39 It seems to me that the Tribunal fell well short of satisfying the requirements of s35 of the CTTTA (which deals with "Opportunity for parties to present case"). Apart from the duties imposed by that provision, the concept of procedural fairness dictates that a party should be given a reasonable opportunity to adduce evidence and make submissions.
40 I consider that the matter has to be remitted back to the Tribunal so that the question of the statutory remedy can be revisited.
41 When addressing the consideration to be made pursuant to s94(1A) of the HBA, regard is to be had to all of the relevant circumstances of the particular case before the Tribunal. A reading of what was briefly said by the Tribunal in the making of its consideration reveals that this was not done. It also reveals that irrelevant circumstances were taken into account.
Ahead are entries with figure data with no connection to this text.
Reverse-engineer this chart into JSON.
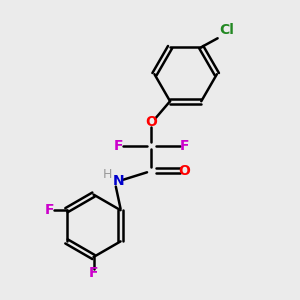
{
  "background_color": "#ebebeb",
  "bond_color": "#000000",
  "bond_width": 1.8,
  "figsize": [
    3.0,
    3.0
  ],
  "dpi": 100,
  "atom_labels": {
    "O_ether": {
      "text": "O",
      "color": "#ff0000",
      "fontsize": 10,
      "fontweight": "bold"
    },
    "F1": {
      "text": "F",
      "color": "#cc00cc",
      "fontsize": 10,
      "fontweight": "bold"
    },
    "F2": {
      "text": "F",
      "color": "#cc00cc",
      "fontsize": 10,
      "fontweight": "bold"
    },
    "C_carbonyl_O": {
      "text": "O",
      "color": "#ff0000",
      "fontsize": 10,
      "fontweight": "bold"
    },
    "NH_N": {
      "text": "N",
      "color": "#0000cc",
      "fontsize": 10,
      "fontweight": "bold"
    },
    "NH_H": {
      "text": "H",
      "color": "#999999",
      "fontsize": 9,
      "fontweight": "normal"
    },
    "Cl": {
      "text": "Cl",
      "color": "#228822",
      "fontsize": 10,
      "fontweight": "bold"
    },
    "F3": {
      "text": "F",
      "color": "#cc00cc",
      "fontsize": 10,
      "fontweight": "bold"
    },
    "F4": {
      "text": "F",
      "color": "#cc00cc",
      "fontsize": 10,
      "fontweight": "bold"
    }
  }
}
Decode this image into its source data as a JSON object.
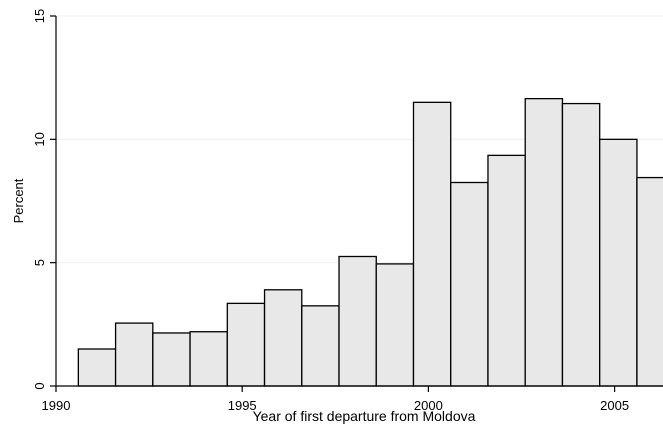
{
  "chart_data": {
    "type": "bar",
    "title": "",
    "xlabel": "Year of first departure from Moldova",
    "ylabel": "Percent",
    "xlim": [
      1990,
      2006.3
    ],
    "ylim": [
      0,
      15
    ],
    "x_ticks": [
      1990,
      1995,
      2000,
      2005
    ],
    "y_ticks": [
      0,
      5,
      10,
      15
    ],
    "grid": true,
    "bins": [
      {
        "start": 1990.6,
        "end": 1991.6,
        "value": 1.5
      },
      {
        "start": 1991.6,
        "end": 1992.6,
        "value": 2.55
      },
      {
        "start": 1992.6,
        "end": 1993.6,
        "value": 2.15
      },
      {
        "start": 1993.6,
        "end": 1994.6,
        "value": 2.2
      },
      {
        "start": 1994.6,
        "end": 1995.6,
        "value": 3.35
      },
      {
        "start": 1995.6,
        "end": 1996.6,
        "value": 3.9
      },
      {
        "start": 1996.6,
        "end": 1997.6,
        "value": 3.25
      },
      {
        "start": 1997.6,
        "end": 1998.6,
        "value": 5.25
      },
      {
        "start": 1998.6,
        "end": 1999.6,
        "value": 4.95
      },
      {
        "start": 1999.6,
        "end": 2000.6,
        "value": 11.5
      },
      {
        "start": 2000.6,
        "end": 2001.6,
        "value": 8.25
      },
      {
        "start": 2001.6,
        "end": 2002.6,
        "value": 9.35
      },
      {
        "start": 2002.6,
        "end": 2003.6,
        "value": 11.65
      },
      {
        "start": 2003.6,
        "end": 2004.6,
        "value": 11.45
      },
      {
        "start": 2004.6,
        "end": 2005.6,
        "value": 10.0
      },
      {
        "start": 2005.6,
        "end": 2006.6,
        "value": 8.45
      }
    ],
    "colors": {
      "bar_fill": "#e8e8e8",
      "bar_stroke": "#000000",
      "grid": "#eaf2f3"
    }
  }
}
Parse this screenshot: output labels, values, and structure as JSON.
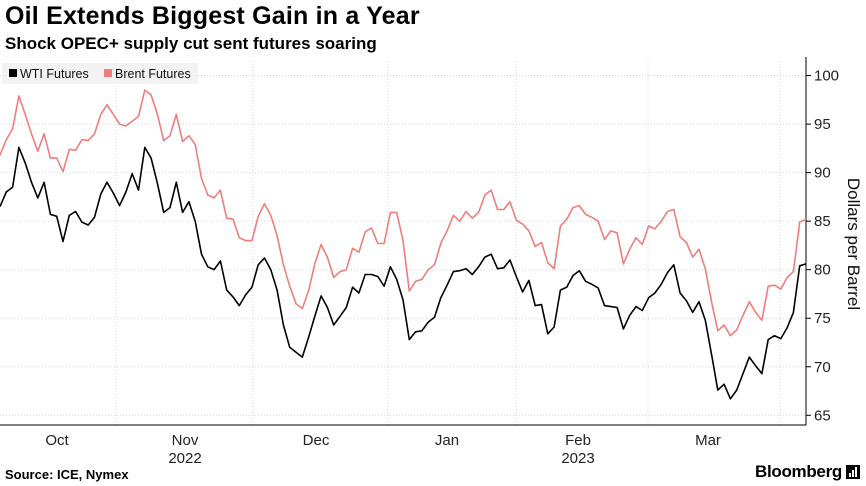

42 Relevant circumstances include the matters that work had been done by the plaintiff, that the first defendant had benefit from that work and that no payment had been made in respect of it. These circumstances appear not to have been taken into account. Curiously, it seems that such circumstances were only considered to be relevant on the question of costs.
43 What has just been said should not be misconstrued as indicating that the Tribunal has otherwise had regard to all relevant circumstances. It only had regard to four matters (including the irrelevant circumstance of failing to obtain insurance).
44 What relevant circumstances may be can be expected to depend on, inter alia, the evidence (including whether or not any further evidence is led on the question) and the submissions that are made by the parties. They will include the circumstances in which the failure to insure arose.
45 Accordingly, I am satisfied that the orders of the Tribunal should be set aside and I so order. The proceedings are remitted to the Tribunal for determination according to law of the question of the plaintiff's entitlement (if any) to the statutory relief provided by s94(1A) of the HBA. The costs of the proceedings are reserved. The exhibits may be returned.